North American continental-scale temperature change has also been analyzed by Karoly et al. (2003) in a similar way to the global study of temperature indices by Braganza et al. (2004) mentioned above. The indices reflect several large-scale aspects of North American temperature change, namely the regional mean, the mean land–ocean temperature contrast, an estimate of the mean meridional temperature gradient, an estimate of the mean annual cycle, and an estimate of the regional mean diurnal temperature range. The variability of the indices as simulated by five CGCMs was compared with estimates from observations, and observed changes in the twentieth century were compared with those simulated in response to historical natural and anthropogenic forcing. Confounded variability caused by changes in instrumental coverage over time was controlled by applying a fixed observational data mask to both observations and model. The model-simulated decadal variability in the indices was similar to that estimated from observations, with the possible exception of meridional temperature gradient variability, which tends to be greater in models than in observations. Simulated trends in the indices were found to be consistent with observed trends under historical GS forcing (Fig. 7), while there appears to be only a small likelihood of agreement with trends driven by natural forcing only for both the entire twentieth century and the second half of the twentieth century.

d. Observational constraints on future temperature change

By validating climate models against observations, detection, and attribution studies such as those described above provide observational constraints that can be used to reduce uncertainty in model-based predictions. This approach has been used to provide objective forecasts of global temperature over the coming decades (Allen et al. 2000; Stott and Kettleborough 2002; Allen and Stainforth 2002) that are less sensitive to the choice of model and insensitive to details of the external forcing scenarios used to drive the models.

Detection formalisms can also be used to obtain observational constraints on key climate model parameters (such as the climate sensitivity to radiative forcing and ocean diffusivity) by determining parameter settings that yield simulations that are consistent with observations. Such studies have generally been performed with EBMs or models of intermediate complexity because of cost considerations, although some studies are now underway with more complex climate models (e.g., see http://www.climateprediction.net/index.php). Results using twentieth century instrumental data (Forest et al. 2000, 2002; Andronova and Schlesinger 2000; Gregory et al. 2002b; Knutti et al. 2003) are in broad agreement with each other and generally yield a skewed distribution for climate sensitivity with peak values around 2–3 K for CO2 doubling and a wide tail to the right. The 10%–90% uncertainty range on climate sensitivity is typically around 1.8 to 6.5 K (Forest et al. 2002).
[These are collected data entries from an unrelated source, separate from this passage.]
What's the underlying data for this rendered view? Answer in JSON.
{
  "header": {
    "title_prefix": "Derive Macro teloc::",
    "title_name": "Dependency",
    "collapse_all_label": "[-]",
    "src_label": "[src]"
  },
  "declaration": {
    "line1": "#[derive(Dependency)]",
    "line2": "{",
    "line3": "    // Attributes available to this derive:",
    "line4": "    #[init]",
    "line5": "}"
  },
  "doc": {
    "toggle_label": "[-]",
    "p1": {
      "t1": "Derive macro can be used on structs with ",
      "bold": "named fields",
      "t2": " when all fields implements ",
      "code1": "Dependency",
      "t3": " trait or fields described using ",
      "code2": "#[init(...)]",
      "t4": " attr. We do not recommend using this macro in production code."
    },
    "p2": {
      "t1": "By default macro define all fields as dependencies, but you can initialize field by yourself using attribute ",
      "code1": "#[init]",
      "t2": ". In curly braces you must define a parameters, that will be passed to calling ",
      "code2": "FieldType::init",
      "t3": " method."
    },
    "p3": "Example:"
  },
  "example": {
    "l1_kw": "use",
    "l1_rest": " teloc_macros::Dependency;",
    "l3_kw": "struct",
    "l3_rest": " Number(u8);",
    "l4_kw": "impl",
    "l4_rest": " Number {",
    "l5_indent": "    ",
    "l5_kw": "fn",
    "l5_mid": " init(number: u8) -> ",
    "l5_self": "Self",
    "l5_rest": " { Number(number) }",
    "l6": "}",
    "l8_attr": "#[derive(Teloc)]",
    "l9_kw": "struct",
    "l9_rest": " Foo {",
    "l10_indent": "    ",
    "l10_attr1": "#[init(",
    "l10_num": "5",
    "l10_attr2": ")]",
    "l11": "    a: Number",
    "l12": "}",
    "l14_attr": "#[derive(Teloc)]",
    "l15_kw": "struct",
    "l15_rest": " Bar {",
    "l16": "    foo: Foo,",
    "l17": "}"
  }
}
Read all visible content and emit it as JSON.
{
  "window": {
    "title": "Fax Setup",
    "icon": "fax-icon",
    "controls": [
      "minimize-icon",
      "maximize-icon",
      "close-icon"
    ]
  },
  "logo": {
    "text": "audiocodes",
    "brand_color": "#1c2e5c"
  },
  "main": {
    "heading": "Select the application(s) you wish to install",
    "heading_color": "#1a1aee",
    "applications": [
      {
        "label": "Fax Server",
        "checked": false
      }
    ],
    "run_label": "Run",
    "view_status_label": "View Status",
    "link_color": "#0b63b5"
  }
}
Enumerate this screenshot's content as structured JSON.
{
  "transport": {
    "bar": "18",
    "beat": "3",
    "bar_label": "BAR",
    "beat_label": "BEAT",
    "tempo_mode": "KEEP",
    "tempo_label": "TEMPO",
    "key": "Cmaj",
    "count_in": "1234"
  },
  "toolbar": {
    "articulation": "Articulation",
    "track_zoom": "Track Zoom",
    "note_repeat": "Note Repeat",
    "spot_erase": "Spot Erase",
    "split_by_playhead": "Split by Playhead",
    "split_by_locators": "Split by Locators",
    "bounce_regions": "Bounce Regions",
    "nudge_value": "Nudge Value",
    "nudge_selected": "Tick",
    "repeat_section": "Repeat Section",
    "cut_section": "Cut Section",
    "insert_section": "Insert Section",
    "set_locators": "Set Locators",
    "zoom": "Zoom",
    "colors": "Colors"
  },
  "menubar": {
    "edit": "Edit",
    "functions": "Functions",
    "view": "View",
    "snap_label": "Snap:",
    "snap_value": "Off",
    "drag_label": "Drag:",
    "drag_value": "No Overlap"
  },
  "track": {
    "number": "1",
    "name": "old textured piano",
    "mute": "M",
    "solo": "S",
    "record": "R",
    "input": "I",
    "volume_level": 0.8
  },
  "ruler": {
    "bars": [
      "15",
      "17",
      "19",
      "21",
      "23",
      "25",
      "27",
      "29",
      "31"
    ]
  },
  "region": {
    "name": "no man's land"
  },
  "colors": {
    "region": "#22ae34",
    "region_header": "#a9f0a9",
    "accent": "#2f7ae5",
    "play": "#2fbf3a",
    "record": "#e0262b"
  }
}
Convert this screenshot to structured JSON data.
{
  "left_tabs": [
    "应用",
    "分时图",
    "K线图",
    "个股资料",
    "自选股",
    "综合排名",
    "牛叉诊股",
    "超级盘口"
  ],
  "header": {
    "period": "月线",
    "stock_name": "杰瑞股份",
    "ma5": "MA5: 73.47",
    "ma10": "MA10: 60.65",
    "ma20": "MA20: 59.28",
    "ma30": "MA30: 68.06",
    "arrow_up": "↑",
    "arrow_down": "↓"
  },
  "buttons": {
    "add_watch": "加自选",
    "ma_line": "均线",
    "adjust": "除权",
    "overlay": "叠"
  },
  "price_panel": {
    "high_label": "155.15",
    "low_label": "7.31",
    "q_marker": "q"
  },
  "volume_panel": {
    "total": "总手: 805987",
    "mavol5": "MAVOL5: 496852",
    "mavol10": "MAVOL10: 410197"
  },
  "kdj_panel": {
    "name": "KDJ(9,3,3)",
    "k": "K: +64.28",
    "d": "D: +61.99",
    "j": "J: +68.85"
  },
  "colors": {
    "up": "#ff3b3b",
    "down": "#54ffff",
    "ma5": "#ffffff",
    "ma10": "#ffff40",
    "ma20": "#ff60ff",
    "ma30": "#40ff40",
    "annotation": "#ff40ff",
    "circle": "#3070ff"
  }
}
Since aerosol forcing is a major uncertainty in simulating twentieth century climate change, all studies either make assumptions about total aerosol forcing (e.g., Forest et al. 2000), allow for a range of total aerosol forcing (Forest et al. 2002), or apply an inverse calculation of the sulfate forcing given the scaling for sulfate aerosol and greenhouse gas forcing (Gregory et al. 2002b; Knutti et al. 2003; Anderson et al. 2003). If reconstructions of Northern Hemispheric mean temperature from paleo data are used, it may be possible to further reduce the upper bound of this uncertainty range. This is consistent with Hansen et al. (1984) who looked at forcing and temperature at the last glacial maximum and concluded that the climate sensitivity associated with processes on the decadal to century scale probably does not exceed 5 K.

5. Free atmosphere

a. Temperature

One of the major remaining puzzles in our understanding of the causes of late twentieth century climate change relates to the apparent “differential warming” of the surface and troposphere. Surface thermometer measurements indicate that the earth’s near-surface temperatures have warmed at a rate of 0.15° to 0.20°C decade−1 since 1979. The reality of this recent surface warming has been confirmed by numerous investigations (see, e.g., Jones et al. 1999; National Research Council 2000). In contrast, radiosondes and the satellite-based Microwave Sounding Unit (MSU) record developed at the University of Alabama at Huntsville (UAH) show little or no tropospheric warming over the past 25 yr (Parker et al. 1997; Christy et al. 1998). This contrasts with model simulations of the response to anthropogenic forcing, which generally show substantial tropospheric warming over this period (e.g., Santer et al. 2001; Tett et al. 2002).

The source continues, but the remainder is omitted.